Razali Ahmad , 33 , of Gombak , Malaysia
Drug trafficker breaks down in court
THIRTY-THREE-YEAR-OLD Razali Ahmad wept in court yesterday, when the Shah Alam High Court sentenced him to the gallows after finding him guilty of drug trafficking.
Razali, a despatch rider, was charged under Section 39B of the Dangerous Drugs Act with trafficking 858 grams of cannabis at a house in Jalan Dewan Gombak Setia on Aug 6, 2003, at 5.45pm.
DEATH Penalty for DRUGS also here in USA
Any charge of drug trafficking carries a mandatory death sentence in Malaysia. 358 grams is only a little over 12 ounces of Marijuana. There might not be much we can do to save Razali but we can at least try to change our nations insane and unjust drug laws.
Unfortunately the failed War on Drugs has turned our own country into a "Gulag Filling Station". Think about the tragic case of George Martorano a 1ST Time Offender who was sentenced to life without parole after pleading guilty to possession of 2,600 pounds of marijuana. He holds the sad honor of being the longest serving , non-violent criminal in United States history with about 25 years of imprisonment. The 57-year-old George Martorano has now been behind bars since 1982.
Martorano and Friends
These tragic drug war cases are a dime a dozen in the USA. I can literally rattle them off all day long by their names I'm haunted by it because the only thing worse than imprisoning people is Killing them. Indeed many people behind bars would prefer to be dead thats the sad reality. Petitions for the Legally Abused.

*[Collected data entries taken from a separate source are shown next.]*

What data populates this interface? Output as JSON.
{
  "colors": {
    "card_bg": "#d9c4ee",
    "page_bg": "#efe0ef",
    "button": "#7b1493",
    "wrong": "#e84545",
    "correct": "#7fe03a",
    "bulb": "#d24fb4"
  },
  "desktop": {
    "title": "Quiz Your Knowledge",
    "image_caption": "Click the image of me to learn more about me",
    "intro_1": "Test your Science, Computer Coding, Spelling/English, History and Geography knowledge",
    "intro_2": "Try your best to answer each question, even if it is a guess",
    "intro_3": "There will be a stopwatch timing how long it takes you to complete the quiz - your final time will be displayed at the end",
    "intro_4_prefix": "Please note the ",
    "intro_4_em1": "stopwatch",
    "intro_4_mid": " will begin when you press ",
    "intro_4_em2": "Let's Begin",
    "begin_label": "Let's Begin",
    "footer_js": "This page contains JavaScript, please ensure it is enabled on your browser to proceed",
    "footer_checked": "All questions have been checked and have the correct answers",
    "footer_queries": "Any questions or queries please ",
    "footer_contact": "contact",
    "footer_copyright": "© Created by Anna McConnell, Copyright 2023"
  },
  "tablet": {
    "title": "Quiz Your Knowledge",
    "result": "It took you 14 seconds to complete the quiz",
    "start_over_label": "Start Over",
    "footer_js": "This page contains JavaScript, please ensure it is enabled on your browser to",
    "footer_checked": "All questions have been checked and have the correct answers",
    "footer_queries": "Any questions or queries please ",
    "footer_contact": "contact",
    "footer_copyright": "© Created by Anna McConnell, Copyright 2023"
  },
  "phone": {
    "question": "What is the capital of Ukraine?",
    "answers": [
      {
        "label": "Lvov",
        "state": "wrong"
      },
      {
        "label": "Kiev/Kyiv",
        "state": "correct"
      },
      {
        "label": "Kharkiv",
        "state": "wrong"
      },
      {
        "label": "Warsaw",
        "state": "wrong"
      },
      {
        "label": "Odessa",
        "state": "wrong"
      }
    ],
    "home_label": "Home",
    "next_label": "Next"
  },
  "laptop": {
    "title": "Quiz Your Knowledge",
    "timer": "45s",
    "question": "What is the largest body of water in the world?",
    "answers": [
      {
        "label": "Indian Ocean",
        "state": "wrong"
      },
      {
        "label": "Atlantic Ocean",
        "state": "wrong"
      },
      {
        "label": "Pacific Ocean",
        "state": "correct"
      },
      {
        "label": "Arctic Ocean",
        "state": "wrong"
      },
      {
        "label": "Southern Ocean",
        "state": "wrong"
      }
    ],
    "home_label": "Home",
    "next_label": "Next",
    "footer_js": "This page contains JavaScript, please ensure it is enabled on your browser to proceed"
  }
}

Our justice system is not only unequal but it's broken due solely to the failed war on drugs. The case of Weldon Angelos is very common in the USA where he received a 55 year mandatory minimum sentence in prison for small time marijuana charges yet in the past 6 years we have 120 people down in Texas who received probation for murder.
July 11, 2007
Creative Loafing Tampa (FL)
Second Life
Sentenced To Life For Drug Smuggling, George Martorano Spent Decades In Prison With No Hope For Release. Then John Flahive Answered His Call.
By Alex Pickett
Every holiday season, there's a tradition at the Coleman Federal Correctional Complex in Central Florida, 20 miles south of Ocala. During the month of December, prison officials set up a large holiday backdrop painted with a Christmas tree, wreath and brick fireplace, partially concealing the grey cinderblock wall in a corner of the visiting room. Families and couples line up to have portraits taken with their incarcerated dads and husbands and sons. Smiles are plentiful, if a little hollow.
On a cloudless afternoon in December 2006, two men -- one in a plaid shirt and blue jeans, the other in prison-issued olive drab -- walk up for their turn. John Flahive, 50, glares at the camera, fierce and determined; the inmate, 57-year-old George Martorano, shorter and slightly stooped from a hernia, looks ahead with the weariness of a man who has spent the last 23 years of his life in prison. The two clasp hands.
For the other inmates and their families, the photos are an attempt to relive, if for just a few moments, past holidays spent together on the outside. But all Flahive and Martorano have ever known are the bonds forged in this sterile room, eating cheap food from the vending machines and sitting too long on uncomfortable chairs.
They're not family, exactly. Flahive, a former alcoholic and drug addict from St. Petersburg, met Martorano, a convicted drug smuggler from Philadelphia, through a chance 15-minute phone call. But the random encounter led to a six-year friendship and a joint effort to change the federal rules that keep an estimated 116,500 non-violent offenders behind bars for disproportionately long sentences.
That includes Martorano, who holds the unlucky title of longest-serving first-time non-violent offender in federal custody. And unless a legal brief convinces a Philadelphia judge his sentence was illegal or President Bush signs off on the clemency request now on his desk, Martorano will keep that title, spending the rest of his life in prison.